LIFT AS HEAVY AS YOU CAN WITH PROPER FORM; 10-12-12- REPS AND CARDIO IS 45-60 MIN A DAY FOR NOW. ELLIPTICAL AND BIKE AND ALTERNATE FAT BURNING AND HIGH CARDIO RANGE! WE NEED TO PULL OUT SOME MUSCLE AND I MIGHT HAVE YOU DO CHEAT MEAL ON SAT


TUESDAYS
SHOULDERS/TRICEPS/Abs

Seated Military
Front Laterals
upright row
Side lateral
Rear laterals
Push downs
Cable rope ext
Dips

WEDNESDAYS

Side lateral
Dips off bench
Front lateral
Shrug dumbbell
Military press
Upright row
Skull crusher
Push downs
Rope ext

Thursday

Back/ biceps/abs

Seated cable rows
Pull downs
One arm row
Straight arm pull down
DB. Curls
Bar Curls
Hammer curls
Preacher curls

Friday

One legged lying ext
Seated one leg
Butt blaster
Wide stance sumo squat
Side lunges (2 x up and down)
Burpees
Box jumps
Squat jumps
Lunges kick leg high (3 x up /back)


----------



## Ironbuilt (Oct 22, 2013)

Hey fitnik13  how long have you been on that training schedule?  Thanks   fyi
. helps in our assistance


----------



## The Grim Repper (Oct 22, 2013)

Very good start with some honest feedback from a judge, nice position to be in.
We'll try our best to help you out with getting what you need out of your diet and program to bring things up.  Thank you for sharing this with our group here.
G.


----------



## Fitnik13 (Oct 22, 2013)

Since mid Aug


----------



## Fitnik13 (Oct 22, 2013)

Thank You for your support


----------



## Ironbuilt (Oct 22, 2013)

Well ok. 2 months give or take. Time to change things up so ill toss info your way asap..   

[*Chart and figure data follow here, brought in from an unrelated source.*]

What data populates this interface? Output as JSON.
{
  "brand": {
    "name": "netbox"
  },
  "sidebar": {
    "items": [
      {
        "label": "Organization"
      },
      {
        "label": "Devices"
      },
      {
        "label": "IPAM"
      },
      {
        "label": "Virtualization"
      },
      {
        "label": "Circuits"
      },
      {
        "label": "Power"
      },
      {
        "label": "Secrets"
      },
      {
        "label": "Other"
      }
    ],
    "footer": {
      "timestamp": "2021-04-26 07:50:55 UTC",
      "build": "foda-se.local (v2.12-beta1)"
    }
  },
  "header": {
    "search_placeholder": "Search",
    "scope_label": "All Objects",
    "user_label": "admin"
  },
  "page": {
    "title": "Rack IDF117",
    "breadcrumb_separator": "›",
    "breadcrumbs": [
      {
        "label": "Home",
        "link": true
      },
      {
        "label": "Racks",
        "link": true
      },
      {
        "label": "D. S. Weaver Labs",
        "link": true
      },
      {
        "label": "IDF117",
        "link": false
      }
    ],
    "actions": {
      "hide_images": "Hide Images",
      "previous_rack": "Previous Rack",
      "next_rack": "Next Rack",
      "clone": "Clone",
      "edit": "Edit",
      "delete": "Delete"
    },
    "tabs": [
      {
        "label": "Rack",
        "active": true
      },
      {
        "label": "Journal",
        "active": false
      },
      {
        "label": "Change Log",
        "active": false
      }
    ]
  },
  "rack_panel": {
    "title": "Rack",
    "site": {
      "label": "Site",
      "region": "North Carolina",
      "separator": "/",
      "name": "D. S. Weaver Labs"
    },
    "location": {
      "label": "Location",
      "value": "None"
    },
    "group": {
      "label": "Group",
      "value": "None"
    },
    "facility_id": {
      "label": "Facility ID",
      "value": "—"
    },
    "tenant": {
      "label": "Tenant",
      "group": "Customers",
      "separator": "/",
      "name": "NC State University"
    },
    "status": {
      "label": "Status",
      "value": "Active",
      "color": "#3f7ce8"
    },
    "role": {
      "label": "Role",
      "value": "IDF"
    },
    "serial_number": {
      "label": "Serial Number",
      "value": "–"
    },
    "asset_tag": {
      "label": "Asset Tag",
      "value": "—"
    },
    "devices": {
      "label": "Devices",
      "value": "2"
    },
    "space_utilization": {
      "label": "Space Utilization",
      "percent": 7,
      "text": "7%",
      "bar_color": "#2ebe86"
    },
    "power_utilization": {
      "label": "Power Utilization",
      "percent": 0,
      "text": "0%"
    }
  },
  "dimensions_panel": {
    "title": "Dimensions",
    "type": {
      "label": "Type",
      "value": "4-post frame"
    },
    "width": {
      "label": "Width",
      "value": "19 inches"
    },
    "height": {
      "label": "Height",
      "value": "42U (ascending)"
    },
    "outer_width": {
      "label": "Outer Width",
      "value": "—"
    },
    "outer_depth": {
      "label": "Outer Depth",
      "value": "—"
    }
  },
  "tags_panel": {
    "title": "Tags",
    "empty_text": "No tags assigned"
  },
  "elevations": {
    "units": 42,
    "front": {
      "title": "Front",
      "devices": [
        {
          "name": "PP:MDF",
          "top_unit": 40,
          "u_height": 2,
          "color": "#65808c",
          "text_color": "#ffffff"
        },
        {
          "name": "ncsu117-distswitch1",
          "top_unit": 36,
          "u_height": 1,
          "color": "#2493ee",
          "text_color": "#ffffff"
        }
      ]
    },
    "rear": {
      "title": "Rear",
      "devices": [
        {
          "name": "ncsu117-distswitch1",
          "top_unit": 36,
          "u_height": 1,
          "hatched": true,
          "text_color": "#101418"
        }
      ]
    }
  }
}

We support the willing..      welcome..

Have u ever heard of the IB take no prisoner warrior workout.. ?  U will.


----------



## swolesearcher (Oct 22, 2013)

that`s  great fitchick! nothing to worry about with team IB you`re in good hands


----------



## asp28 (Oct 22, 2013)

When you do a show make sure let us know where it is. We are spread out all iver the country and you cab get support probably anywhere you go. Keep it up Nik.


----------



## Magnus82 (Oct 23, 2013)

Hey Nik, just to clarify, you are doing back to back shoulder nights?  I do see alot of variation in your program which can work against you when trying to add mass.  For me, my front delt work is done with dips and bench.  I do like standing military for overall mass but reps are controlled and perfect.  Side laterals for side delts.  Dont forget rear delts for shoulder health and overall development.  Rear delt swings or flyes are great.  Try narrow grip bench for tris and chins for back.  Big basic movements are key for growth and try to put all your effort into them. I like to do 4 set of the basic compound movements and 2 of the isolation movements.  Hope this helps.


----------



## Ironbuilt (Oct 23, 2013)

Great tips and support..


----------



## Ironbuilt (Oct 24, 2013)

Hey Fitnik13 have u decided you want to do November show?  Lemme know so we can help get u going and it's good experience if you are feeling it.  Any doubt or odd mindset regroup and hit the next one. Ib


----------



## Fitnik13 (Oct 31, 2013)

Oh, you already know right! Yeahhhhhh! I'm gonna look fat too


----------



## Fitnik13 (Oct 31, 2013)

Thanks for this!


----------



## Fitnik13 (Oct 31, 2013)

It will be in Mesa, AZ


----------



## Fitnik13 (Oct 31, 2013)

Thanks for this info!


----------



## Fitnik13 (Oct 31, 2013)

I betta be or I will have to whip IB's Azz!!


----------